De niña ingresó al mundo de las letras; ahora le aguarda la Silla de Miguel León-Portilla

Por Redacción Reversos 

Cuando ingresó como estudiante a la Facultad de Filosofía y Letras (FFyL) de la UNAM, uno de los primeros libros que leyó fue de Miguel León-Portilla y “como azares de la vida” ella se prepara para ocupar la Silla VII de la Academia Mexicana de la Lengua (AML), vacante por el deceso del notable historiador, de quien dice “no me siento tan lejana”. 

Se trata de la reconocida escritora, ensayista, narradora, novelista, cuentista y poeta Angelina Muñiz-Huberman, quien recientemente fue elegida como miembro de número de la AML. 

La profesora de la FFyL quien arribó a México como resultado de la Guerra Civil Española, pertenece a la generación de escritores que llegaron en su infancia a nuestro país, como Ramón Xirau, José de la Colina, Luis Rius o Tomás Segovia. 

Con júbilo relata que experimentó “una serie de sensaciones y reflexiones” al saber que formaría parte de la Academia: “es un gran honor, indudablemente, y una gran responsabilidad, porque hay que aportar trabajo, opiniones, reflexiones, investigaciones, estar a la altura y contribuir, es recibir y dar”. 

En entrevista admite que nunca imaginó que la Silla de Miguel León-Portilla le sería otorgada: son azares de la vida, me siento muy contenta de que me haya tocado este lugar. 

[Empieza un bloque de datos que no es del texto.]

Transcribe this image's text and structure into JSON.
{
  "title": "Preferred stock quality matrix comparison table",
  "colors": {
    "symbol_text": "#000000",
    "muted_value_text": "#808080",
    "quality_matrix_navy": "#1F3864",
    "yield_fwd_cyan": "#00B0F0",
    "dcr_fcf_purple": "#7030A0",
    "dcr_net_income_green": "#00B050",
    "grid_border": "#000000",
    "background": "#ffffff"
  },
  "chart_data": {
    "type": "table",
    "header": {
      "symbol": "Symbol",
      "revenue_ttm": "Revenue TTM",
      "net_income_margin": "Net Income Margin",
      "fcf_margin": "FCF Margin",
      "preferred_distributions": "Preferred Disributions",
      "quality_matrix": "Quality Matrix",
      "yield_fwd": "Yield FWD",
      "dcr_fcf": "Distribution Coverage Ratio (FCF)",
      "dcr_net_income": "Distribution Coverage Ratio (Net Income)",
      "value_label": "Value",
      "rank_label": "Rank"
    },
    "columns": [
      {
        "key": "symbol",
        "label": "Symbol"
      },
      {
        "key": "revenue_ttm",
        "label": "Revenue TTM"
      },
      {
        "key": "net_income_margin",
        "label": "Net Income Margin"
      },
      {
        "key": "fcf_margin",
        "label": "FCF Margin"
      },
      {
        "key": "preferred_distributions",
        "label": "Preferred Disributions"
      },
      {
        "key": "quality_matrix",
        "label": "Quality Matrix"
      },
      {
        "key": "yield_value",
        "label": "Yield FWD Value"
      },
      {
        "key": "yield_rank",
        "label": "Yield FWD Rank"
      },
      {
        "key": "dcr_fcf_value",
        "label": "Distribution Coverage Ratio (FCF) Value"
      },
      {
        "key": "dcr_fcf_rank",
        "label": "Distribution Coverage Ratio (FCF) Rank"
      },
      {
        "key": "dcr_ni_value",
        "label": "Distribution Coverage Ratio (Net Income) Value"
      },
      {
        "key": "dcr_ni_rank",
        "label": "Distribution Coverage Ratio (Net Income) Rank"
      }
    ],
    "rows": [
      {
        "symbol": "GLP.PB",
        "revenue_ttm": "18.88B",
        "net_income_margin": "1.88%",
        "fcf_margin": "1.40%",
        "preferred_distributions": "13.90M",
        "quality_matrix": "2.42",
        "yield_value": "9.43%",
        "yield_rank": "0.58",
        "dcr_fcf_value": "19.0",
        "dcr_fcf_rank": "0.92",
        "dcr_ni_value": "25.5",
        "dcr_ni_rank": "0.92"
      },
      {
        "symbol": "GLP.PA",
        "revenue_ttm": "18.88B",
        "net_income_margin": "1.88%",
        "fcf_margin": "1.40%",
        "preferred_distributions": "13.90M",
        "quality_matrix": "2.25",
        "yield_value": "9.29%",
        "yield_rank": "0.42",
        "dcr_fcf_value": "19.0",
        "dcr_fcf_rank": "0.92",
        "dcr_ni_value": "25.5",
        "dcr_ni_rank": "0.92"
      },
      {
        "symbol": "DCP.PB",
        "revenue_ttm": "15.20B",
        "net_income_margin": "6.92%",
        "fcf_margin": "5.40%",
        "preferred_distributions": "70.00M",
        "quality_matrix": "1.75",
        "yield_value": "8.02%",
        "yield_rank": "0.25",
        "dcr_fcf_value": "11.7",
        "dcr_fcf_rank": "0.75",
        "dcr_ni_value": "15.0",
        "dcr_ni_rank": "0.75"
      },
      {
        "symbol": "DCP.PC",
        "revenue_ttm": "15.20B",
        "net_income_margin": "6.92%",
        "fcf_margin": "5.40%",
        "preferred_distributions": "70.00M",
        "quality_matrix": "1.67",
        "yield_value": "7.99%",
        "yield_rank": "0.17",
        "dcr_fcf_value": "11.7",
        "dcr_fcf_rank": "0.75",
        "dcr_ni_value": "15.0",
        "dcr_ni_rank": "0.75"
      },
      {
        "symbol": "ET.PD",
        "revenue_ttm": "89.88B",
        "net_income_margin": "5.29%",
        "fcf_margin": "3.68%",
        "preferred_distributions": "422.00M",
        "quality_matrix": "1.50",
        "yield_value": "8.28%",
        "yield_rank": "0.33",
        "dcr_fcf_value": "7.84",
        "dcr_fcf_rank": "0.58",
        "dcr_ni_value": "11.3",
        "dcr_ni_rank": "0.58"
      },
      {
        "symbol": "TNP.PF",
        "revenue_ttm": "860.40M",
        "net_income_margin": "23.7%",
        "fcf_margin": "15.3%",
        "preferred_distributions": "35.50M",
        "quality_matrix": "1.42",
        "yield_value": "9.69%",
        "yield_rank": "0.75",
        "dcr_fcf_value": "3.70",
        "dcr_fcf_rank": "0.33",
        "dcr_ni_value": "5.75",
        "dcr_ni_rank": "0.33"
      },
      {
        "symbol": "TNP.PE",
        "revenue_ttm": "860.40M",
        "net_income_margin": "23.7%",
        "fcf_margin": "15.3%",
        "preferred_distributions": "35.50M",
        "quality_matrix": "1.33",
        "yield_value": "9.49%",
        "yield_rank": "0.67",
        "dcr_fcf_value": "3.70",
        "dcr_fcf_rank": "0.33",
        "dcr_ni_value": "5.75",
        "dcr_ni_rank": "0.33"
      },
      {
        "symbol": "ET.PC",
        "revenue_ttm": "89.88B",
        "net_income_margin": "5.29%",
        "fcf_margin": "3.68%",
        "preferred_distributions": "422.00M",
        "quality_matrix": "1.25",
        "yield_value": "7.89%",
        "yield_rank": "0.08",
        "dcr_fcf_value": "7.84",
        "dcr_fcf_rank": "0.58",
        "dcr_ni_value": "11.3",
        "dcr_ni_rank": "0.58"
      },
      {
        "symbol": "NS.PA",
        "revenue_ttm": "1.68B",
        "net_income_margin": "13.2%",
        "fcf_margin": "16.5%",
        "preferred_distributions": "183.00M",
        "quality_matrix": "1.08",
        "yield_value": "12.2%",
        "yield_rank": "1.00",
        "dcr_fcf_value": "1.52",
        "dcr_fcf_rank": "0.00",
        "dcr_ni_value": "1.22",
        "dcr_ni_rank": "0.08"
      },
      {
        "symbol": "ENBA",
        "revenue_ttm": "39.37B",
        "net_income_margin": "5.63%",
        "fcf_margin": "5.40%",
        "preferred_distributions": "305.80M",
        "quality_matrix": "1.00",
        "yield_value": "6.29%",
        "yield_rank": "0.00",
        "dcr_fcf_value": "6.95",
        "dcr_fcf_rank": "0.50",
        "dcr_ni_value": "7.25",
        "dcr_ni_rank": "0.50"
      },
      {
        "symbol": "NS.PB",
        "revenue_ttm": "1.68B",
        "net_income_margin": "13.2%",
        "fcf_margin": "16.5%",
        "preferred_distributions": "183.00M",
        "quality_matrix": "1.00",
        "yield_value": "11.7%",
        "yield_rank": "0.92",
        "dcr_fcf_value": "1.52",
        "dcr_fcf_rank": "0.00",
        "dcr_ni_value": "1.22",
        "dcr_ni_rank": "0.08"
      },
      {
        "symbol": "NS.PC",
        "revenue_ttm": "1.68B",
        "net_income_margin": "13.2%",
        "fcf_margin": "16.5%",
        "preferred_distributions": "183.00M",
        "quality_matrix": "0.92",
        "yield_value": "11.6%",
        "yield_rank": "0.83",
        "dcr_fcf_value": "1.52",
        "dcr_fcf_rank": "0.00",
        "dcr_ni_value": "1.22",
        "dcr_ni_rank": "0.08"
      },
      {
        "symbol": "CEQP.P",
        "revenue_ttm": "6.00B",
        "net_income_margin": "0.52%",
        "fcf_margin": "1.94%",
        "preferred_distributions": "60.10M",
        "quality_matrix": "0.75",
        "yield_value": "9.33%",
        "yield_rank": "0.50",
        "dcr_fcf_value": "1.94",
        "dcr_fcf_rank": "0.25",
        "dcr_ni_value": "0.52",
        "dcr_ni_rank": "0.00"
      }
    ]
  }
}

A sus 84 años de edad, considerada una de las voces más singulares de las letras hispanoamericanas, continúa enriqueciendo el conocimiento y prueba de ello es que recientemente la Coordinación de Humanidades de la Universidad Nacional le publicó el libro El atanor encendido. Antología de Cábala, alquimia, y gnosticismo (2019), desde la Edad Media a nuestros días, que incluye a autores de literatura universal y de la mexicana. Su más reciente obra es El último faro (2020). 

Estudiosa de la escritura árabe y hebrea, Muñiz-Huberman refiere que se inició en el mundo de las letras desde los ocho años de edad y habla de una de sus obras donde aborda el tema prehispánico: Hacia Malinalco (1986), “una especie de seudomemorias que es un género que me inventé, donde recojo la tradición mística y guerrera de dicho lugar; entonces no me siento tan lejana a don Miguel León-Portilla”. 

Ha escrito y colaborado en más de 50 obras, entre las que se encuentran: Morada interior (1972); La guerra del unicornio (1983); Las raíces y las ramas. Fuentes y derivaciones de la Cábala hispanohebrea (1993); El siglo del desencanto (2002); Cantos treinta de otoño (2005); A Mystical Journey (2011) y Rompeolas. Poesía reunida (2012). 

Angelina Muñiz-Huberman nació el 29 de diciembre de 1936 en Hyères, Francia. Es doctora en Letras por la UNAM y en lenguas romances por la Universidad de Pensilvania y la Universidad de la Ciudad de Nueva York, profesora universitaria de literatura medieval y de literatura comparada. 

De cara a la AML 

Angelina detalla que alista la agenda que impulsará en la Academia, así como su discurso de ingreso que presentará la próxima semana durante su primera sesión, y aunque se reserva mayores detalles dice: “podría estar relacionado con escritores hispanomexicanos y quizá el mito de la literatura prehispánica”. 

La universitaria ha sido merecedora de diversos reconocimientos por su trayectoria, entre los que destacan los premios Xavier Villaurrutia, Universidad Nacional, Internacional de Novela Sor Juana Inés de la Cruz, José Fuentes Mares y Nacional de Artes y Literatura; el reconocimiento Escuela Nacional de Altos Estudios de la FFyL-UNAM; la Medalla Arqueles Vela, que concede la Sociedad Mexicana de Geografía y Estadística, así como la condecoración Orden de Isabel la Católica en grado de encomienda, por el gobierno español. 

Precursora de la novela neohistórica en la literatura mexicana e investigadora de la mística hebrea y la cabalística como referente de la crítica literaria, su candidatura fue propuesta por los académicos de número Ascensión Hernández Triviño, Javier Garciadiego, Roger Bartra y Silvia Molina. 

Muñiz-Huberman reflexiona acerca de la situación que se vive en el mundo por la pandemia y comparte: 

“Hay que seguir trabajando, seguir leyendo, estudiando, adaptarnos a la situación; así es la vida humana, se nos presentan circunstancias que uno nunca hubiera calculado, pensado, ideado”. 

Se refiere entonces a los estudiantes a quienes conmina a proseguir con sus clases en línea, escribir sus tesis, “no hay pensar que uno está confinado, sino al revés, que uno está abierto a nuevas posibilidades, a nuevas experiencias”.